Well Steve, have a look. I'm sure you'll enjoy this programme. My thought were the devil in the screwtape letters, for example, had done such a good job of hiding that nobody believed in him. I think that can apply equally to god.

 

He says such sensible things. His reasoning is sound and he's very elegant. I wouldn't call his elegance the kind that Winston Churchill exhibited. Winston Churchill could be very vulgar but he had the kind of wit that I really enjoy, the vulgar, cynical and yet elegant somehow... dashing.

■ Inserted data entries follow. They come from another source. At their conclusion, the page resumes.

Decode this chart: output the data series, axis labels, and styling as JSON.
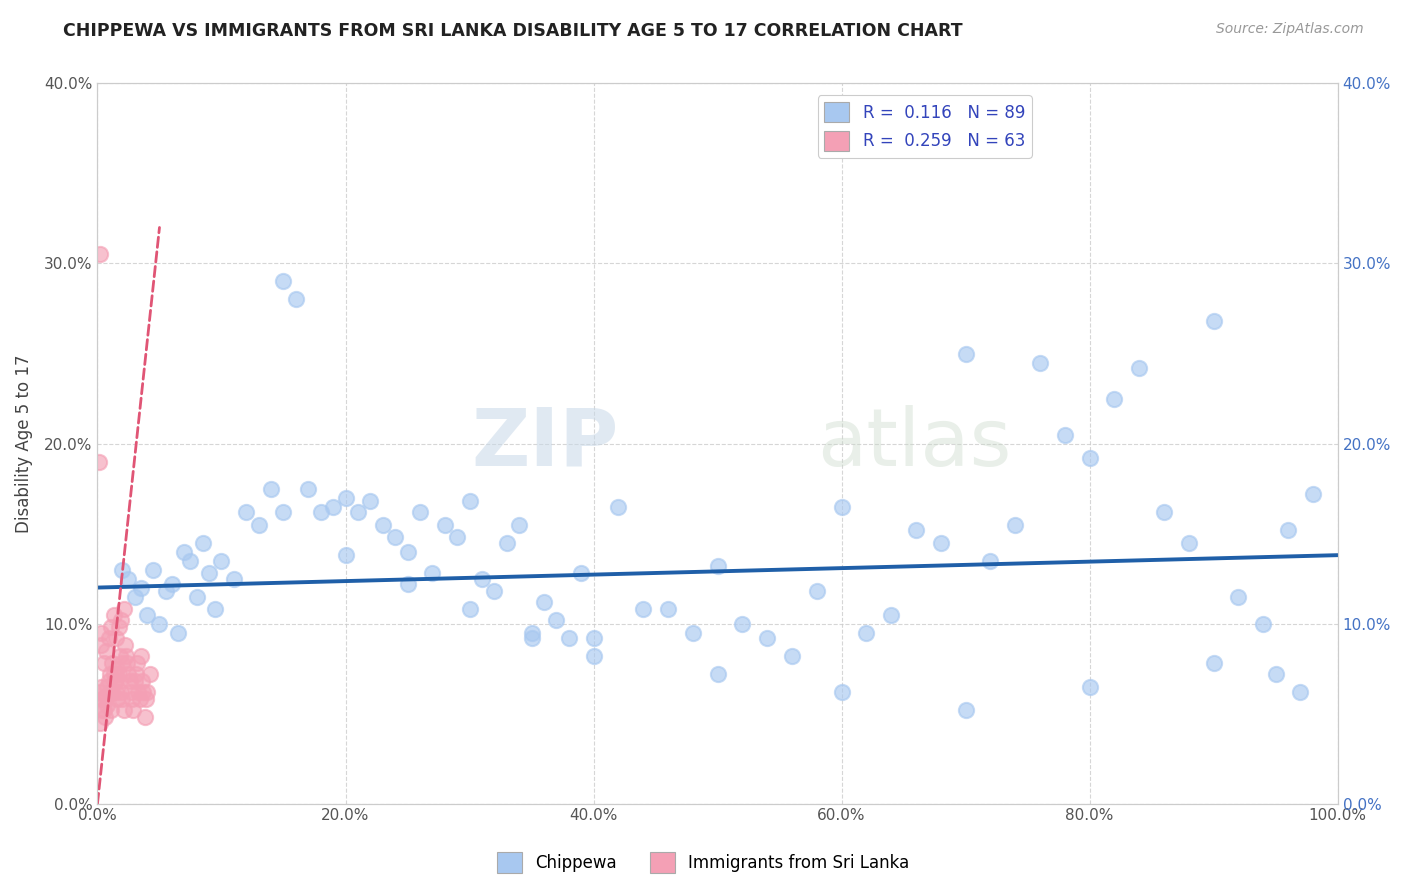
{
  "title": "CHIPPEWA VS IMMIGRANTS FROM SRI LANKA DISABILITY AGE 5 TO 17 CORRELATION CHART",
  "source": "Source: ZipAtlas.com",
  "ylabel": "Disability Age 5 to 17",
  "xlim": [
    0,
    1.0
  ],
  "ylim": [
    0,
    0.4
  ],
  "xtick_labels": [
    "0.0%",
    "20.0%",
    "40.0%",
    "60.0%",
    "80.0%",
    "100.0%"
  ],
  "xtick_vals": [
    0,
    0.2,
    0.4,
    0.6,
    0.8,
    1.0
  ],
  "ytick_labels": [
    "0.0%",
    "10.0%",
    "20.0%",
    "30.0%",
    "40.0%"
  ],
  "ytick_vals": [
    0,
    0.1,
    0.2,
    0.3,
    0.4
  ],
  "blue_R": 0.116,
  "blue_N": 89,
  "pink_R": 0.259,
  "pink_N": 63,
  "blue_color": "#a8c8f0",
  "pink_color": "#f4a0b5",
  "blue_line_color": "#1f5fa8",
  "pink_line_color": "#e05575",
  "watermark_zip": "ZIP",
  "watermark_atlas": "atlas",
  "legend_label_blue": "Chippewa",
  "legend_label_pink": "Immigrants from Sri Lanka",
  "ytick_color": "#4472c4",
  "blue_scatter_x": [
    0.02,
    0.025,
    0.03,
    0.035,
    0.04,
    0.045,
    0.05,
    0.055,
    0.06,
    0.065,
    0.07,
    0.075,
    0.08,
    0.085,
    0.09,
    0.095,
    0.1,
    0.11,
    0.12,
    0.13,
    0.14,
    0.15,
    0.16,
    0.17,
    0.18,
    0.19,
    0.2,
    0.21,
    0.22,
    0.23,
    0.24,
    0.25,
    0.26,
    0.27,
    0.28,
    0.29,
    0.3,
    0.31,
    0.32,
    0.33,
    0.34,
    0.35,
    0.36,
    0.37,
    0.38,
    0.39,
    0.4,
    0.42,
    0.44,
    0.46,
    0.48,
    0.5,
    0.52,
    0.54,
    0.56,
    0.58,
    0.6,
    0.62,
    0.64,
    0.66,
    0.68,
    0.7,
    0.72,
    0.74,
    0.76,
    0.78,
    0.8,
    0.82,
    0.84,
    0.86,
    0.88,
    0.9,
    0.92,
    0.94,
    0.96,
    0.98,
    0.15,
    0.2,
    0.25,
    0.3,
    0.35,
    0.4,
    0.5,
    0.6,
    0.7,
    0.8,
    0.9,
    0.95,
    0.97
  ],
  "blue_scatter_y": [
    0.13,
    0.125,
    0.115,
    0.12,
    0.105,
    0.13,
    0.1,
    0.118,
    0.122,
    0.095,
    0.14,
    0.135,
    0.115,
    0.145,
    0.128,
    0.108,
    0.135,
    0.125,
    0.162,
    0.155,
    0.175,
    0.29,
    0.28,
    0.175,
    0.162,
    0.165,
    0.17,
    0.162,
    0.168,
    0.155,
    0.148,
    0.14,
    0.162,
    0.128,
    0.155,
    0.148,
    0.108,
    0.125,
    0.118,
    0.145,
    0.155,
    0.095,
    0.112,
    0.102,
    0.092,
    0.128,
    0.092,
    0.165,
    0.108,
    0.108,
    0.095,
    0.132,
    0.1,
    0.092,
    0.082,
    0.118,
    0.165,
    0.095,
    0.105,
    0.152,
    0.145,
    0.25,
    0.135,
    0.155,
    0.245,
    0.205,
    0.192,
    0.225,
    0.242,
    0.162,
    0.145,
    0.268,
    0.115,
    0.1,
    0.152,
    0.172,
    0.162,
    0.138,
    0.122,
    0.168,
    0.092,
    0.082,
    0.072,
    0.062,
    0.052,
    0.065,
    0.078,
    0.072,
    0.062
  ],
  "pink_scatter_x": [
    0.002,
    0.003,
    0.004,
    0.005,
    0.006,
    0.007,
    0.008,
    0.009,
    0.01,
    0.011,
    0.012,
    0.013,
    0.014,
    0.015,
    0.016,
    0.017,
    0.018,
    0.019,
    0.02,
    0.021,
    0.022,
    0.023,
    0.024,
    0.025,
    0.026,
    0.027,
    0.028,
    0.029,
    0.03,
    0.031,
    0.032,
    0.033,
    0.034,
    0.035,
    0.036,
    0.037,
    0.038,
    0.039,
    0.04,
    0.042,
    0.003,
    0.005,
    0.007,
    0.009,
    0.011,
    0.013,
    0.015,
    0.017,
    0.019,
    0.021,
    0.002,
    0.004,
    0.006,
    0.008,
    0.01,
    0.012,
    0.014,
    0.016,
    0.018,
    0.02,
    0.001,
    0.002,
    0.003
  ],
  "pink_scatter_y": [
    0.062,
    0.065,
    0.058,
    0.052,
    0.048,
    0.06,
    0.055,
    0.068,
    0.062,
    0.052,
    0.078,
    0.072,
    0.068,
    0.062,
    0.058,
    0.072,
    0.068,
    0.062,
    0.058,
    0.052,
    0.088,
    0.082,
    0.078,
    0.072,
    0.068,
    0.062,
    0.058,
    0.052,
    0.068,
    0.072,
    0.078,
    0.062,
    0.058,
    0.082,
    0.068,
    0.062,
    0.048,
    0.058,
    0.062,
    0.072,
    0.095,
    0.078,
    0.085,
    0.092,
    0.098,
    0.105,
    0.092,
    0.098,
    0.102,
    0.108,
    0.045,
    0.052,
    0.058,
    0.065,
    0.072,
    0.062,
    0.068,
    0.075,
    0.082,
    0.078,
    0.19,
    0.305,
    0.088
  ],
  "blue_trend_x0": 0.0,
  "blue_trend_x1": 1.0,
  "blue_trend_y0": 0.12,
  "blue_trend_y1": 0.138,
  "pink_trend_x0": 0.0,
  "pink_trend_x1": 0.05,
  "pink_trend_y0": 0.0,
  "pink_trend_y1": 0.32
}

He defends Christianity and yet, he also had a strong education in Greek and Roman Studies. This tension between the Pagan and Christian is very common, and many Christians are a byproduct of this tension. But at the same time, we should watch out for Hellenism... which expresses itself as cultural relativity.

People still believe in God in America. I think 90% of Americans believe in a uinversal spirit or God. God could be first consciousness. God could express himself through the processes of logic which may lead back to him.